Mary didn’t ask for this disease, she never deserved it, and she took every step, from those prescribed by doctors to looking to God, to try and find a way out of it. Mary recognized part of her was broken. As her husband, my brother Bobby, who spent years and untold efforts trying to rescue her from her depression, said in his eulogy, Mary would be distressed to know so many of her friends feel they should have done more to save her. But Mary’s dear friend Al Styron, whose wisdom comes from a lifetime of grappling with her father’s demons, knows better. She wrote, “The only culprit here is the wretched devil of despair.”

Mary used her life productively, and she would want us all to do the same, turning first always to generosity, kindness and love. I hope Mary’s death will be more than just a devastating personal tragedy for me, for her family and for the legions of friends who adored her. I hope that it will be a wake-up call for all Americans about the scourge of this affliction. I hope Mary’s struggles will inspire more of us to join the national efforts to address the causes and cures of depression.
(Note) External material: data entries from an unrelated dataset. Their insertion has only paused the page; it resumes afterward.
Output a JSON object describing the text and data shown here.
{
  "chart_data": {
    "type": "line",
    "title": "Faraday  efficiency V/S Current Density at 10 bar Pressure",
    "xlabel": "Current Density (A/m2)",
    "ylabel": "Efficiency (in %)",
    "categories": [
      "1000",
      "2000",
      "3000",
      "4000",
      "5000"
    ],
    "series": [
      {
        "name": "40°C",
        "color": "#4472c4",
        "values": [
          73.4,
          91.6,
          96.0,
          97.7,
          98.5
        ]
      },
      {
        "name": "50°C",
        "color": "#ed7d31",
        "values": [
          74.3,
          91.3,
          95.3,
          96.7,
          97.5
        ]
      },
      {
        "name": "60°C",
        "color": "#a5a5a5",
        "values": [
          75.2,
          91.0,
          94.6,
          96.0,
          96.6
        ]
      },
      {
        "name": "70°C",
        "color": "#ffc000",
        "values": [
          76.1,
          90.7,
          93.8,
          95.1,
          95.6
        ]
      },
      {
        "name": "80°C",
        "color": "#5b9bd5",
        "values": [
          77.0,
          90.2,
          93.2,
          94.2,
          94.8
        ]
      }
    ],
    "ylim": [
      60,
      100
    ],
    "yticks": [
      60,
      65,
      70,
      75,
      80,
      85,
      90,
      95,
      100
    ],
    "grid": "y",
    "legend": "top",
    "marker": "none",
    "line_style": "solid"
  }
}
There’s a temptation to simplify this issue and classify people as lunatics, villains or victims. Mary was none of the above. Mary was a hero. For six agonizing years, she embarked on an odyssey so harrowing that Dante himself would tremble at the courage of that tender, luminous woman who walked through the mouth of hell. She endured unbearable pain for her children and the people she loved. She fought the impulses and kept herself alive.

When people say there is a “reason” for the depression, they insult the person who suffers, making it seem that those in agony are somehow at fault for not “cheering up.” The fact is that those who suffer — and those who love them — are no more at fault for depression than a cancer patient is for a tumor. And the first step is for us to be honest about who Mary was, and try to understand the painful reality of the agony of her depression and her decision to end her life.

Kerry Kennedy, the seventh of the 11 children of Sen. Robert F. Kennedy, and the former wife of Gov. Andrew Cuomo, is president of the Robert F. Kennedy Center for Justice and Human Rights.